The event takes place against the backdrop of trade rumors for several players. Baseball’s Winter Meetings begin on Monday.

If you attend Redsfest, please share your experience in the comments section below. If you take pictures with Reds players, we’d love to see them.

16 Responses

  1. ohiojimw

    I’m guessing that the absence of an official RLN presence is not by the choice of ownership/ management of RLN? Is the Reds org position on the status of blogs typical?

    • Steve Mancuso

      Team fan websites are an important and growing source of information for many fans. The Reds have been hostile to their team fan websites (although the minor league affiliates have been welcoming). Other major league organizations embrace their fan websites – invite them to press conferences, etc. People in the organization have told me that as long as Rob Butcher remains Director of Media Relations, this is the way it will remain. It’s just old-school hostility to the internet and new concepts of media.

      I’m not a fanatic about this. I don’t really want to sit in the press box (because no cheering) and I don’t want to transcribe clichés in the locker room. I would never say that website writers deserve the same access or be treated the same way as beat reporters. And I appreciate the difficulty in drawing lines between blogs.

      But a few gestures would be nice. Examples – setting up a table at Redsfest for bloggers, inviting blogs to take part in important press conferences, figuring out a way to involve blogs in the massive All-Star game festivities.

      Maybe as younger people take over the operation of the Reds we can hope that glasnost spreads to this area as well.

      • TR

        Well stated. Changing the mores of baseball and life in general is not always easy.

      • MrRed

        Steve, I’m curious as to some examples of the hostility the Reds have shown toward the team’s fan websites. It’s a little surprising to hear this given how much innovation the team has emphasized with the fan experience at the ballpark and other community engagements they have undertaken. What have you seen?

      • Steve Mancuso

        Denial of requests to be involved in media events, even the All Star game. I was told by a member of the Reds media department that websites were never going to get access to the team. Failure of departments in the organization – like the Hall of Fame – to even reply to our emails.

        I’m not saying I don’t have contacts in the organization. And this issue really isn’t a big deal to me – although I think younger guys who write for our website wouldn’t mind having access to interview players.

        The contrast with the minor league affiliates is stark. They view any publicity though websites like RN as positive. They invite us to their games, offer access to the media area and parking.

      • MrRed

        Thanks.
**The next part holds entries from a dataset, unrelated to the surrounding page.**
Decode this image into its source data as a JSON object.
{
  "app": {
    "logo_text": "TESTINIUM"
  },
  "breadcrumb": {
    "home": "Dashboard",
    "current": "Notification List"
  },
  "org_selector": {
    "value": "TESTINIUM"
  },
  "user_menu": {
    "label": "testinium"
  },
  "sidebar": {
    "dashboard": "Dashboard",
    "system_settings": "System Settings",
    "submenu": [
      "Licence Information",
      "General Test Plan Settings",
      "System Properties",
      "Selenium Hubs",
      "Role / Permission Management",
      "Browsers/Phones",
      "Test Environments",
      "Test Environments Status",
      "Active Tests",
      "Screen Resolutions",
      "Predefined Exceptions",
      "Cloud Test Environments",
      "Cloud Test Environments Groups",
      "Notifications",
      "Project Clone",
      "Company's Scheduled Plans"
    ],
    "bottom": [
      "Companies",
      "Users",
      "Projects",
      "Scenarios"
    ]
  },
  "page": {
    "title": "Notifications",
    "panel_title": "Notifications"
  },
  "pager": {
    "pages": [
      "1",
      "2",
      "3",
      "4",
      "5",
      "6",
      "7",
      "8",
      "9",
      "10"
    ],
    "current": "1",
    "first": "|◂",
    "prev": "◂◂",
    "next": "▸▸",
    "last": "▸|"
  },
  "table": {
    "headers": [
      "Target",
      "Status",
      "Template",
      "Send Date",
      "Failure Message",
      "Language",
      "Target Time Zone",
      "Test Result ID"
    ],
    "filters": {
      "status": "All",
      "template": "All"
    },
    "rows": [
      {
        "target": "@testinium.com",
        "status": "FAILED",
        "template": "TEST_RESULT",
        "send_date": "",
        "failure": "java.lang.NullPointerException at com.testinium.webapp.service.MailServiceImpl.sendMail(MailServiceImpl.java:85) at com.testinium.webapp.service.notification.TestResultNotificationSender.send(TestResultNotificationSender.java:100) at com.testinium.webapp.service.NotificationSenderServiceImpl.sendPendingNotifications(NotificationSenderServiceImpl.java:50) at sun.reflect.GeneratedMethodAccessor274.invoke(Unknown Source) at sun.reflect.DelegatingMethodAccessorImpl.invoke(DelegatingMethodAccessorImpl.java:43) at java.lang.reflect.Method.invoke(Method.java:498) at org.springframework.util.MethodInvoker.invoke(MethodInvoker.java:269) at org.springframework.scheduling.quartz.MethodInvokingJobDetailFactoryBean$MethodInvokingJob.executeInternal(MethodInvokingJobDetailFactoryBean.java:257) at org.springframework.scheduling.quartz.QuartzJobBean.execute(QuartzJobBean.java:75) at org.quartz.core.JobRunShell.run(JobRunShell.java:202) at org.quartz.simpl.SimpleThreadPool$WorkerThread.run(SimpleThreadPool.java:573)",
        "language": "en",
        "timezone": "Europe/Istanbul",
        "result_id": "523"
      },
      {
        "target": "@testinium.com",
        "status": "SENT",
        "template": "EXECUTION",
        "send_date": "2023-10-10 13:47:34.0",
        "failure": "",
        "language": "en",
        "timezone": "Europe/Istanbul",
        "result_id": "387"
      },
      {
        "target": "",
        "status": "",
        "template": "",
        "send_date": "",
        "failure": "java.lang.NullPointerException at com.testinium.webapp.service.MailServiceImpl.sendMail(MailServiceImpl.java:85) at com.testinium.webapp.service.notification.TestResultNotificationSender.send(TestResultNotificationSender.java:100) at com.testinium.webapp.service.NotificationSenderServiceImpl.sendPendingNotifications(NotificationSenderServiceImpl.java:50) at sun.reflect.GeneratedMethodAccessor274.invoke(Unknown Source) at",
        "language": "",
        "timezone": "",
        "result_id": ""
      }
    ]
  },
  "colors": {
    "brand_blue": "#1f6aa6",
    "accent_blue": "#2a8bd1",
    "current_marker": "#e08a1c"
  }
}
Blog writers shouldn’t necessarily have the same rights as credentialed members of the media. But I do think that the examples you describe could be accommodated and stand in stark contrast to the organization’s fan-friendly image. I think they are underestimating the good-will and fan interaction potential that fan websites and blogs create for the team and I can’t really see why, in some cases, they are going out of their way to snub endeavors like RLN. Not answering e-mails? Now that’s minor league.

  2. Redsfan48

    I haven’t missed Redsfest since it was moved to the Duke Energy Convention Center. Looking forward to it this year. I’ll comment about my experience later this weekend.

  3. jessecuster44

    Question – I’m live in North Carolina and cannot come to Redsfest this yr. I’m always interested in some of the unique Reds-related merchandise that is on sale in the Cincy area that you cannot buy elsewhere. Is there a list of vendors (and their websites) that will be attending the fest?

    Or, if anyone knows a vendor that sells cool Reds-Stuff, could you post their info?

    A good example of the type of thing I look for would be The Rivertown Inkery.

    Thanks!

    • seat101

      Some years there is a fair amount. Others….meh.

      I cannot go this year, wrestling match, birthday bowling, annual tre lighting with old friend.

      I recommend going with a fan under 16 or so. It will make you feel young and old at the same time. But make sure you and yours do not wear a red shirt. If you get separated from a young’un and ask for help, the first question
      Will be ‘What was s/he wearing?”

      I speak from experience that answering ‘a red shirt’ doesn’t help much.

  4. Dan

    Joey Votto will be but perhaps the rest of the team is traded off. Hope the V man is prepared to chat it up.

  5. Frogger

    I have never been to Redsfest. I am not one to seek an autograph. However, I am giving thought to getting a Votto signature on a couple of bears from my kids first game at GABP. Anyone know how long the line would be for Votto? Do some wait in line and not get an autograph?

    • WVRedlegs

      The players are only at the autograph sessions for about 30 minutes or so. They cut the line off at about 150 people. The place will be jam packed with about 10,000 fans. Good luck with that. It isn’t as easy as you’d think it would be to get autographs from players with the stature of Votto. The autograph booths/tables are spread out too, and they only give you a few minutes to get to that booth after announcing when and where a player will be. If you go strictly for autographs, Redsfest can be very disappointing. However, there is alot for kids to do.

  6. Frogger

    Thanks for the info WV. That is what I wanted to know. Not going to hang out waiting for an announcement and race to get in a line that may or may not be open when I get there. Calls to mind Black Friday horror stories.

    • WVRedlegs

      It is worth going to, at least once. Many different booths to look at and visit. The Friday night session was best for me. They had the player introductions and they speak some. Then Jocketty and Big Bob get up and speak. Many people will be wanting to hear Dick Williams speak this year. I liked it, but it can be exhausting. Lots of walking around. Decent food.
      If you sign up for texts when you go in, they will text you on your cell phone before the announcements for the player autograph sessions, so there is a way to get a small jump on the crowd. And they do give you a map of where the photo booths and autograph booths are set up.